How does La Bohème fit into the timeline of Puccini’s work?

Like Verdi, he started off with these great Biblical-style operas, such as Turandot, for instance. They’re big storylines, not necessarily personal dramas. Then everything changed around the 1830s, when realism and domestic storylines became fashionable.

“Puccini jumped on to the bandwagon. La Bohème is about a domestic tragedy and it is complete realism. It’s about very poor people living in the deprived parts of Paris: these artisans and poets starving in garrets and living in mindless poverty.” 

Has Rent opened up La Bohème to new audiences?

“Yes. I tend to take a musical theatre approach to operas, with lavish visuals, and I get a lot of people coming to the shows who haven’t been to an opera before but they’ve seen big musicals like Miss Saigon or Rent. I firmly believe in opening up opera to the masses.” 

Your production will be sung in Italian with surtitles, rather than in English. Does that reflect the purist in you?

I can’t stand operas in English! I am a purist in that regard; you start putting them into English and the whole sound changes. Puccini wrote with Italian vowels, and when you’re singing, you need that Italian in the voice, instead of clipped British intonations. “And, of course, surtitles open opera up to the masses and they’re much better than just having a synopsis in the programme.

We do that too, but the actual words used are poetic and moving. The librettos are extremely good pieces of writing and you get all this emotion coming out of the words, matched by the emotion coming out of the music. You put those two together and the audience gets a much better experience.” 

” I can’t stand operas in English!” says Ellen Kent. “I am a purist in that regard; you start putting them into English and the whole sound changes “

What first sparked your love of opera?

I was born in India to a colonial father and my mother was known as the queen of amateur operatics in Bombay.

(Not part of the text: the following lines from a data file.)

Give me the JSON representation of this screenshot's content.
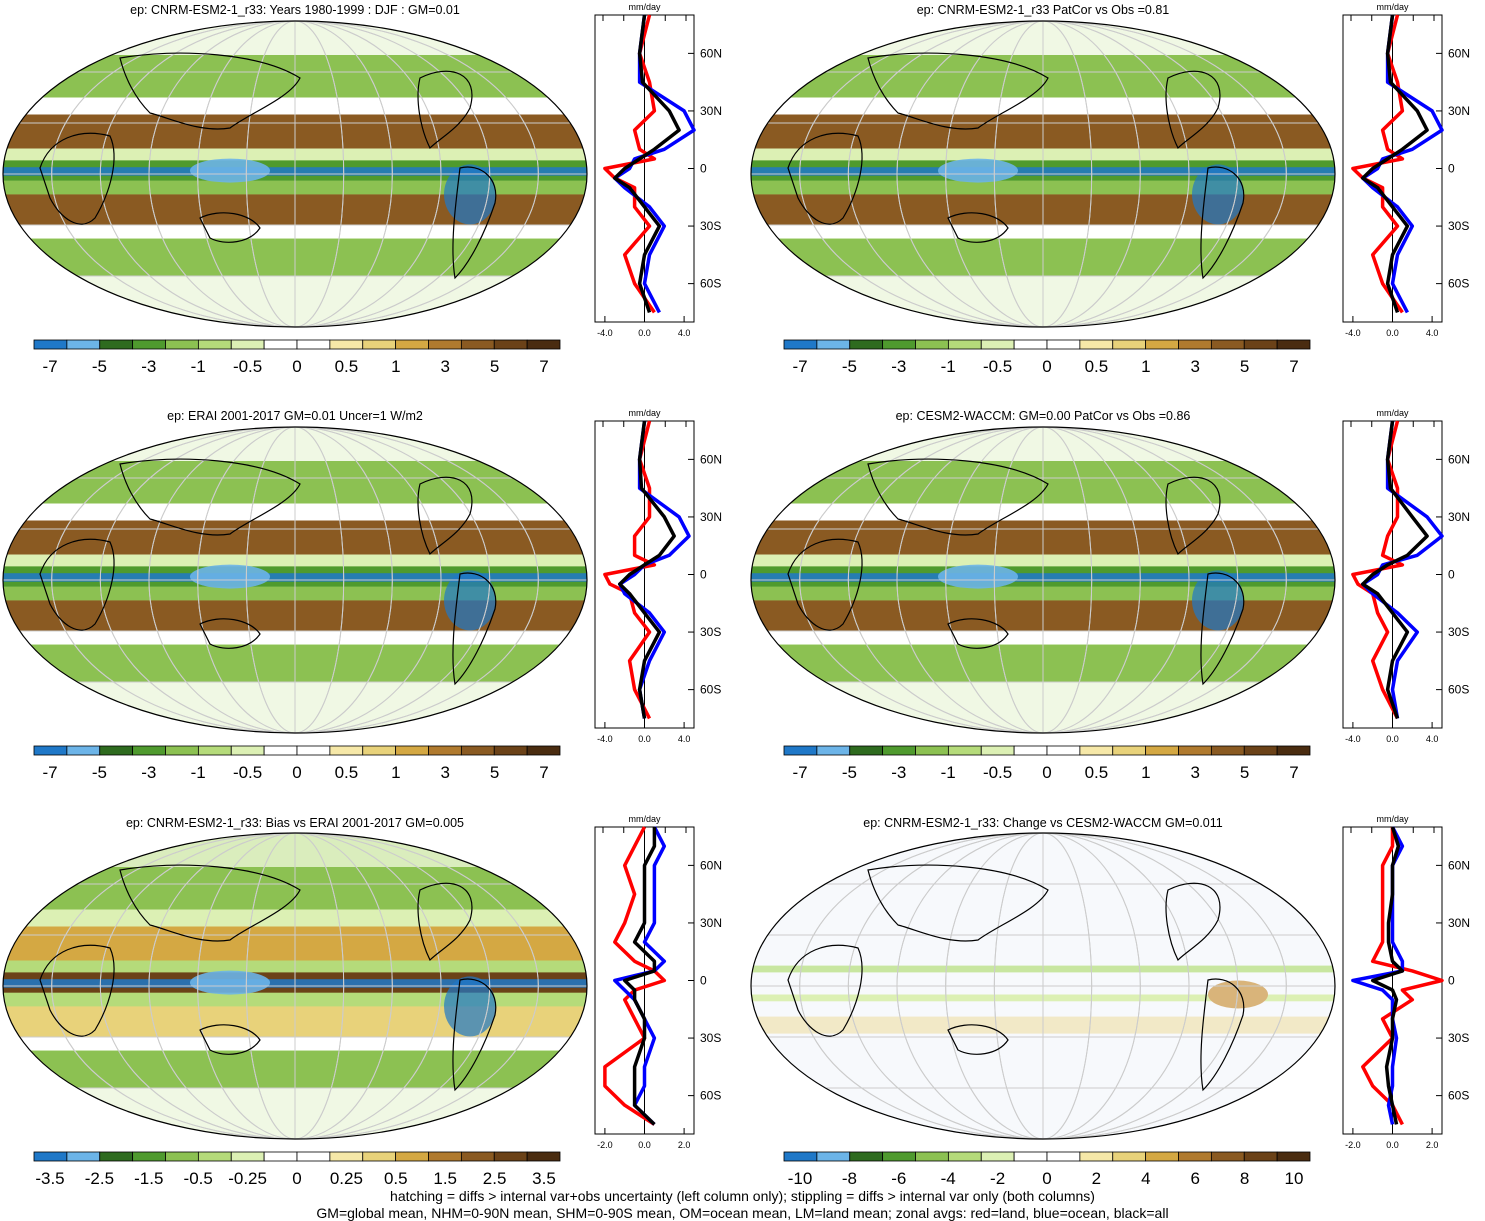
{
  "colors": {
    "land": "#ff0000",
    "ocean": "#0000ff",
    "all": "#000000",
    "scale": [
      "#1f78c8",
      "#6cb4e8",
      "#2e6b1f",
      "#4f9a2e",
      "#8cc152",
      "#b5db7a",
      "#dcf0b4",
      "#ffffff",
      "#ffffff",
      "#f6e8a8",
      "#e8d27a",
      "#d4a843",
      "#b07a2e",
      "#8a5a22",
      "#6b4218",
      "#4a2c10"
    ]
  },
  "zonal_axis": {
    "unit": "mm/day",
    "lat_labels": [
      "60N",
      "30N",
      "0",
      "30S",
      "60S"
    ],
    "lat_values": [
      60,
      30,
      0,
      -30,
      -60
    ]
  },
  "panels": [
    {
      "title": "ep: CNRM-ESM2-1_r33: Years 1980-1999 : DJF : GM=0.01",
      "cbar_labels": [
        "-7",
        "-5",
        "-3",
        "-1",
        "-0.5",
        "0",
        "0.5",
        "1",
        "3",
        "5",
        "7"
      ],
      "zonal_ticks": [
        "-4.0",
        "0.0",
        "4.0"
      ],
      "zonal_tick_values": [
        -4,
        0,
        4
      ],
      "zonal_range": [
        -5,
        5
      ]
    },
    {
      "title": "ep: CNRM-ESM2-1_r33 PatCor vs Obs =0.81",
      "cbar_labels": [
        "-7",
        "-5",
        "-3",
        "-1",
        "-0.5",
        "0",
        "0.5",
        "1",
        "3",
        "5",
        "7"
      ],
      "zonal_ticks": [
        "-4.0",
        "0.0",
        "4.0"
      ],
      "zonal_tick_values": [
        -4,
        0,
        4
      ],
      "zonal_range": [
        -5,
        5
      ]
    },
    {
      "title": "ep: ERAI 2001-2017 GM=0.01 Uncer=1 W/m2",
      "cbar_labels": [
        "-7",
        "-5",
        "-3",
        "-1",
        "-0.5",
        "0",
        "0.5",
        "1",
        "3",
        "5",
        "7"
      ],
      "zonal_ticks": [
        "-4.0",
        "0.0",
        "4.0"
      ],
      "zonal_tick_values": [
        -4,
        0,
        4
      ],
      "zonal_range": [
        -5,
        5
      ]
    },
    {
      "title": "ep: CESM2-WACCM: GM=0.00 PatCor vs Obs =0.86",
      "cbar_labels": [
        "-7",
        "-5",
        "-3",
        "-1",
        "-0.5",
        "0",
        "0.5",
        "1",
        "3",
        "5",
        "7"
      ],
      "zonal_ticks": [
        "-4.0",
        "0.0",
        "4.0"
      ],
      "zonal_tick_values": [
        -4,
        0,
        4
      ],
      "zonal_range": [
        -5,
        5
      ]
    },
    {
      "title": "ep: CNRM-ESM2-1_r33: Bias vs ERAI 2001-2017 GM=0.005",
      "cbar_labels": [
        "-3.5",
        "-2.5",
        "-1.5",
        "-0.5",
        "-0.25",
        "0",
        "0.25",
        "0.5",
        "1.5",
        "2.5",
        "3.5"
      ],
      "zonal_ticks": [
        "-2.0",
        "0.0",
        "2.0"
      ],
      "zonal_tick_values": [
        -2,
        0,
        2
      ],
      "zonal_range": [
        -2.5,
        2.5
      ]
    },
    {
      "title": "ep: CNRM-ESM2-1_r33: Change vs CESM2-WACCM GM=0.011",
      "cbar_labels": [
        "-10",
        "-8",
        "-6",
        "-4",
        "-2",
        "0",
        "2",
        "4",
        "6",
        "8",
        "10"
      ],
      "zonal_ticks": [
        "-2.0",
        "0.0",
        "2.0"
      ],
      "zonal_tick_values": [
        -2,
        0,
        2
      ],
      "zonal_range": [
        -2.5,
        2.5
      ]
    }
  ],
  "footer": {
    "line1": "hatching = diffs > internal var+obs uncertainty (left column only); stippling = diffs > internal var only (both columns)",
    "line2": "GM=global mean, NHM=0-90N mean, SHM=0-90S mean, OM=ocean mean, LM=land mean; zonal avgs: red=land, blue=ocean, black=all"
  },
  "chart_data": [
    {
      "type": "heatmap",
      "title": "ep: CNRM-ESM2-1_r33: Years 1980-1999 : DJF : GM=0.01",
      "colorbar_ticks": [
        -7,
        -5,
        -3,
        -1,
        -0.5,
        0,
        0.5,
        1,
        3,
        5,
        7
      ],
      "zonal_mean": {
        "lat": [
          80,
          60,
          45,
          30,
          20,
          10,
          5,
          0,
          -5,
          -10,
          -20,
          -30,
          -45,
          -60,
          -75
        ],
        "land": [
          0.5,
          -0.5,
          0.5,
          1,
          -1,
          -0.5,
          1,
          -4,
          -3,
          -1,
          -1,
          0.5,
          -2,
          -1,
          1
        ],
        "ocean": [
          0,
          -0.5,
          -0.5,
          4,
          5,
          2,
          -1,
          -1.5,
          -3,
          -2,
          0.5,
          2,
          0.5,
          0,
          1.5
        ],
        "all": [
          0,
          -0.5,
          -0.2,
          2.5,
          3.5,
          1,
          -0.5,
          -2,
          -3,
          -1.5,
          0,
          1.5,
          0,
          -0.5,
          0.5
        ]
      }
    },
    {
      "type": "heatmap",
      "title": "ep: CNRM-ESM2-1_r33 PatCor vs Obs =0.81",
      "colorbar_ticks": [
        -7,
        -5,
        -3,
        -1,
        -0.5,
        0,
        0.5,
        1,
        3,
        5,
        7
      ],
      "zonal_mean": {
        "lat": [
          80,
          60,
          45,
          30,
          20,
          10,
          5,
          0,
          -5,
          -10,
          -20,
          -30,
          -45,
          -60,
          -75
        ],
        "land": [
          0.5,
          -0.5,
          0.5,
          1,
          -1,
          -0.5,
          1,
          -4,
          -3,
          -1,
          -1,
          0.5,
          -2,
          -1,
          1
        ],
        "ocean": [
          0,
          -0.5,
          -0.5,
          4,
          5,
          2,
          -1,
          -1.5,
          -3,
          -2,
          0.5,
          2,
          0.5,
          0,
          1.5
        ],
        "all": [
          0,
          -0.5,
          -0.2,
          2.5,
          3.5,
          1,
          -0.5,
          -2,
          -3,
          -1.5,
          0,
          1.5,
          0,
          -0.5,
          0.5
        ]
      }
    },
    {
      "type": "heatmap",
      "title": "ep: ERAI 2001-2017 GM=0.01 Uncer=1 W/m2",
      "colorbar_ticks": [
        -7,
        -5,
        -3,
        -1,
        -0.5,
        0,
        0.5,
        1,
        3,
        5,
        7
      ],
      "zonal_mean": {
        "lat": [
          80,
          60,
          45,
          30,
          20,
          10,
          5,
          0,
          -5,
          -10,
          -20,
          -30,
          -45,
          -60,
          -75
        ],
        "land": [
          0.5,
          -0.5,
          0.5,
          0.5,
          -1,
          -1,
          1,
          -4,
          -3.5,
          -1.5,
          -1,
          0.5,
          -1.5,
          -1,
          0.5
        ],
        "ocean": [
          0,
          -0.5,
          -0.5,
          3.5,
          4.5,
          2.5,
          0,
          -1,
          -2.5,
          -2,
          0.5,
          2,
          0.5,
          -0.5,
          0
        ],
        "all": [
          0,
          -0.5,
          -0.3,
          2,
          3,
          1.5,
          0,
          -1.5,
          -2.5,
          -1.5,
          0,
          1.5,
          0,
          -0.5,
          0
        ]
      }
    },
    {
      "type": "heatmap",
      "title": "ep: CESM2-WACCM: GM=0.00 PatCor vs Obs =0.86",
      "colorbar_ticks": [
        -7,
        -5,
        -3,
        -1,
        -0.5,
        0,
        0.5,
        1,
        3,
        5,
        7
      ],
      "zonal_mean": {
        "lat": [
          80,
          60,
          45,
          30,
          20,
          10,
          5,
          0,
          -5,
          -10,
          -20,
          -30,
          -45,
          -60,
          -75
        ],
        "land": [
          0.5,
          -0.5,
          0.5,
          0.5,
          -0.5,
          -1,
          1,
          -4,
          -3.5,
          -2,
          -1.5,
          -0.5,
          -2,
          -1,
          0.5
        ],
        "ocean": [
          0,
          -0.5,
          -0.5,
          3.5,
          5,
          2.5,
          -1,
          -1.5,
          -3,
          -2,
          0.5,
          2.5,
          0.5,
          0,
          0.5
        ],
        "all": [
          0,
          -0.5,
          -0.2,
          2,
          3.5,
          1.5,
          -0.5,
          -2,
          -3,
          -1.5,
          0,
          1.5,
          0,
          -0.5,
          0.5
        ]
      }
    },
    {
      "type": "heatmap",
      "title": "ep: CNRM-ESM2-1_r33: Bias vs ERAI 2001-2017 GM=0.005",
      "colorbar_ticks": [
        -3.5,
        -2.5,
        -1.5,
        -0.5,
        -0.25,
        0,
        0.25,
        0.5,
        1.5,
        2.5,
        3.5
      ],
      "zonal_mean": {
        "lat": [
          80,
          70,
          60,
          45,
          30,
          20,
          10,
          5,
          0,
          -5,
          -10,
          -20,
          -30,
          -45,
          -55,
          -65,
          -75
        ],
        "land": [
          0,
          -0.5,
          -1,
          -0.5,
          -1,
          -1.5,
          -0.5,
          0.5,
          1,
          -0.5,
          -1,
          -0.5,
          0,
          -2,
          -2,
          -1,
          0.5
        ],
        "ocean": [
          0.5,
          1,
          0.5,
          0.5,
          0.5,
          0,
          1,
          0.5,
          -1.5,
          -1,
          -0.5,
          0,
          0.5,
          0,
          0,
          -0.5,
          0.5
        ],
        "all": [
          0.5,
          0.5,
          0,
          0,
          0,
          -0.5,
          0.5,
          0.5,
          -1,
          -0.5,
          -0.5,
          0,
          0,
          -0.5,
          -0.5,
          -0.5,
          0.5
        ]
      }
    },
    {
      "type": "heatmap",
      "title": "ep: CNRM-ESM2-1_r33: Change vs CESM2-WACCM GM=0.011",
      "colorbar_ticks": [
        -10,
        -8,
        -6,
        -4,
        -2,
        0,
        2,
        4,
        6,
        8,
        10
      ],
      "zonal_mean": {
        "lat": [
          80,
          70,
          60,
          45,
          30,
          20,
          10,
          5,
          0,
          -5,
          -10,
          -20,
          -30,
          -45,
          -55,
          -65,
          -75
        ],
        "land": [
          0,
          0,
          -0.5,
          -0.5,
          -0.5,
          -0.5,
          -1,
          1,
          2.5,
          0.5,
          1,
          -0.5,
          0,
          -1.5,
          -1,
          0,
          0.5
        ],
        "ocean": [
          0,
          0.5,
          0,
          0,
          0,
          0,
          0.5,
          0.5,
          -2,
          -0.5,
          0,
          0,
          0.2,
          0,
          0,
          -0.2,
          0
        ],
        "all": [
          0,
          0.3,
          0,
          0,
          -0.2,
          -0.2,
          0,
          0.5,
          -1,
          0,
          0.2,
          0,
          0,
          -0.3,
          -0.2,
          0,
          0.2
        ]
      }
    }
  ]
}
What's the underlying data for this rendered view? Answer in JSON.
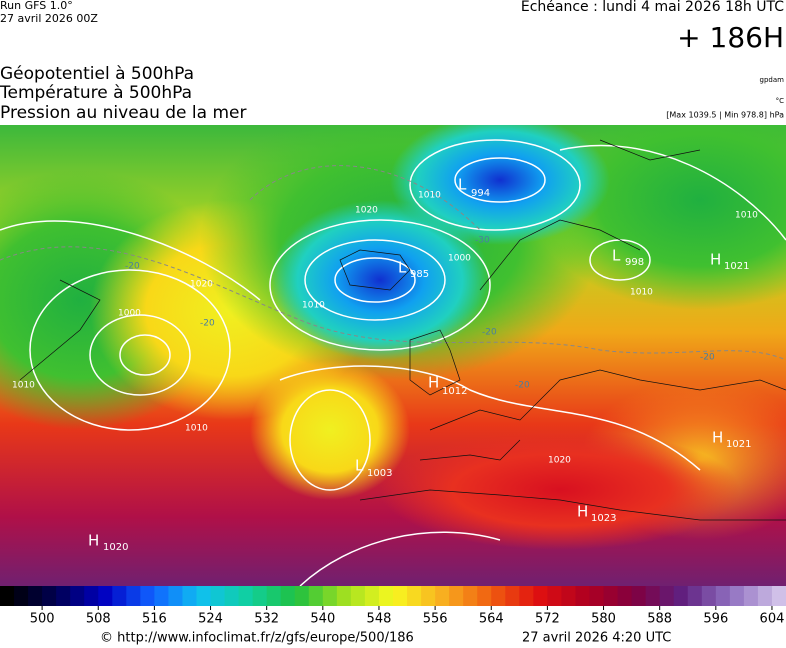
{
  "header": {
    "run": "Run GFS 1.0°",
    "run_date": "27 avril 2026 00Z",
    "echeance": "Echéance : lundi 4 mai 2026 18h UTC",
    "lead": "+ 186H",
    "layers": [
      "Géopotentiel à 500hPa",
      "Température à 500hPa",
      "Pression au niveau de la mer"
    ],
    "unit_geo": "gpdam",
    "unit_temp": "°C",
    "extremes": "[Max 1039.5 | Min 978.8] hPa"
  },
  "centers": [
    {
      "type": "L",
      "pressure": 994
    },
    {
      "type": "L",
      "pressure": 985
    },
    {
      "type": "L",
      "pressure": 998
    },
    {
      "type": "H",
      "pressure": 1021
    },
    {
      "type": "H",
      "pressure": 1012
    },
    {
      "type": "H",
      "pressure": 1021
    },
    {
      "type": "L",
      "pressure": 1003
    },
    {
      "type": "H",
      "pressure": 1023
    },
    {
      "type": "H",
      "pressure": 1020
    }
  ],
  "isobar_labels": [
    "1020",
    "1010",
    "1000",
    "1010",
    "1020",
    "1000",
    "1010",
    "1010",
    "1010",
    "1020",
    "1010"
  ],
  "temp_labels": [
    "-20",
    "-30",
    "-20",
    "-20",
    "-20",
    "-20"
  ],
  "colorbar": {
    "range": [
      494,
      606
    ],
    "ticks": [
      500,
      508,
      516,
      524,
      532,
      540,
      548,
      556,
      564,
      572,
      580,
      588,
      596,
      604
    ]
  },
  "footer": {
    "url": "© http://www.infoclimat.fr/z/gfs/europe/500/186",
    "date": "27 avril 2026  4:20 UTC"
  }
}
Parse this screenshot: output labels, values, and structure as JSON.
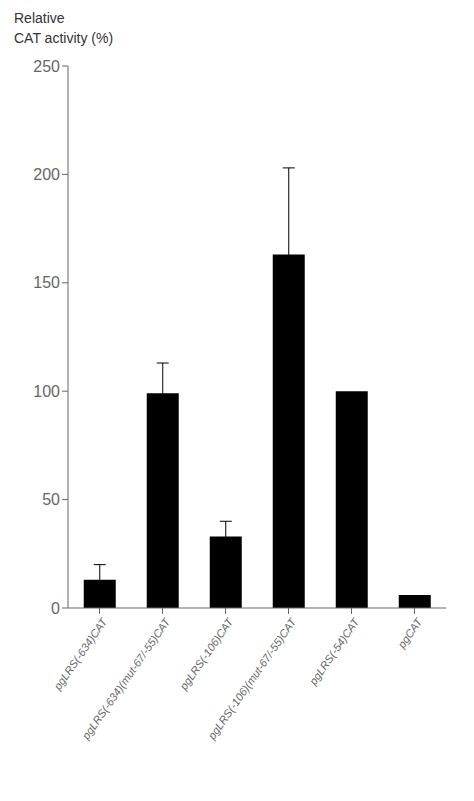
{
  "chart_data": {
    "type": "bar",
    "ylabel": [
      "Relative",
      "CAT activity (%)"
    ],
    "categories": [
      "pgLRS(-634)CAT",
      "pgLRS(-634)(mut-67/-55)CAT",
      "pgLRS(-106)CAT",
      "pgLRS(-106)(mut-67/-55)CAT",
      "pgLRS(-54)CAT",
      "pgCAT"
    ],
    "values": [
      13,
      99,
      33,
      163,
      100,
      6
    ],
    "errors": [
      7,
      14,
      7,
      40,
      0,
      0
    ],
    "color": "#000000",
    "ylim": [
      0,
      250
    ],
    "yticks": [
      0,
      50,
      100,
      150,
      200,
      250
    ],
    "grid": false
  }
}
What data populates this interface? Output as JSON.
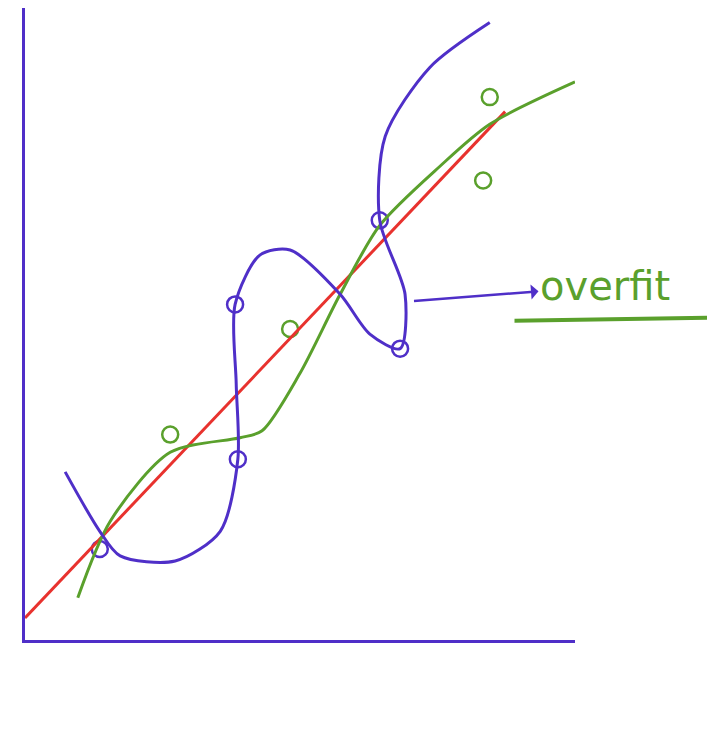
{
  "chart_data": {
    "type": "scatter",
    "tick_labels": false,
    "grid": false,
    "xlim": [
      0,
      100
    ],
    "ylim": [
      0,
      100
    ],
    "series": [
      {
        "type": "scatter",
        "color": "#5aa02c",
        "marker": "circle-open",
        "x": [
          26.4,
          48.2,
          83.3,
          84.5
        ],
        "values": [
          32.5,
          49.2,
          72.7,
          85.9
        ]
      },
      {
        "type": "scatter",
        "color": "#4f2fc8",
        "marker": "circle-open",
        "x": [
          13.6,
          38.2,
          38.7,
          64.5,
          68.2
        ],
        "values": [
          14.4,
          53.1,
          28.6,
          66.4,
          46.1
        ]
      },
      {
        "type": "line",
        "color": "#e8322e",
        "x": [
          0,
          87.3
        ],
        "values": [
          3.5,
          83.6
        ]
      },
      {
        "type": "line",
        "color": "#5aa02c",
        "x": [
          9.6,
          15.5,
          26.4,
          39.1,
          43.1,
          50.0,
          57.3,
          64.5,
          75.5,
          84.5,
          100
        ],
        "values": [
          6.7,
          18.8,
          29.7,
          32.0,
          33.1,
          42.2,
          54.7,
          65.6,
          75.0,
          81.6,
          88.3
        ]
      },
      {
        "type": "line",
        "color": "#4f2fc8",
        "x": [
          7.3,
          13.6,
          17.3,
          27.3,
          35.5,
          38.7,
          38.4,
          38.2,
          42.7,
          48.2,
          57.3,
          62.7,
          68.2,
          69.1,
          64.5,
          65.5,
          73.6,
          84.5
        ],
        "values": [
          26.6,
          17.2,
          13.3,
          12.5,
          17.2,
          28.6,
          40.6,
          53.1,
          60.9,
          61.7,
          54.7,
          48.4,
          46.1,
          54.7,
          66.4,
          79.7,
          90.6,
          97.7
        ]
      }
    ],
    "annotations": [
      {
        "text": "overfit",
        "x": 70,
        "y": 53.6,
        "color": "#5aa02c"
      }
    ]
  }
}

My mother loved producing and putting on shows – and they were really good, actually.

She managed to put me into every single opera from about the age of four. I’d be dressed in these wonderful costumes and I loved it. Then we moved to Spain and we’d go see all the – rather bad – travelling operas.

That said, from the age of six, I declared I wanted to be a film star. Eventually, after my father had retired, I enrolled at Durham University to do a degree in Classics to appease him because he insisted ‘You’ve got to have some academic education’.

“I don’t regret doing that degree now because it’s given me a wonderful background for all the operas I’m doing. After I finished my degree, I went to the Bristol Old Vic Theatre School, trained as an actress, singer and dancer, because although I got a place at the Royal Academy of Music to go be an opera singer, I decided it was too narrow a field.” 

What happened after you left theatre school?

I went on to acting and musicals and was putting on European children’s theatre when Rochester City Council, who were among the people funding me, asked me to put on a children’s show in Rochester Castle gardens.

I don’t know where these notions come from, but I found myself saying, ‘I don’t think that’s really suitable but opera might work’. So, that’s how it all started, with an outdoor production of Nabuccoin 1992 to 7,000 people.

I remember the sun sinking over the River Medway with all these people having picnics. We had champagne tents, candelabras, the whole works, and I thought, ‘this is what I want to do. It’s fantastic. I’m going to do opera’. Since then, it’s been a series of wonderful adventures.” 

Why is it important to take opera to regional theatres?

“I’m quite an instinctive person so, although I never really thought it through, I just knew audiences in the regions would be hungry for opera. And why go to London when you have these wonderful sites – these outdoor arenas and lovely big theatres – all around the country?

“I felt that half the population didn’t know how wonderful these works were and I’ve never changed my concept of it. The regions are where these shows need to be.”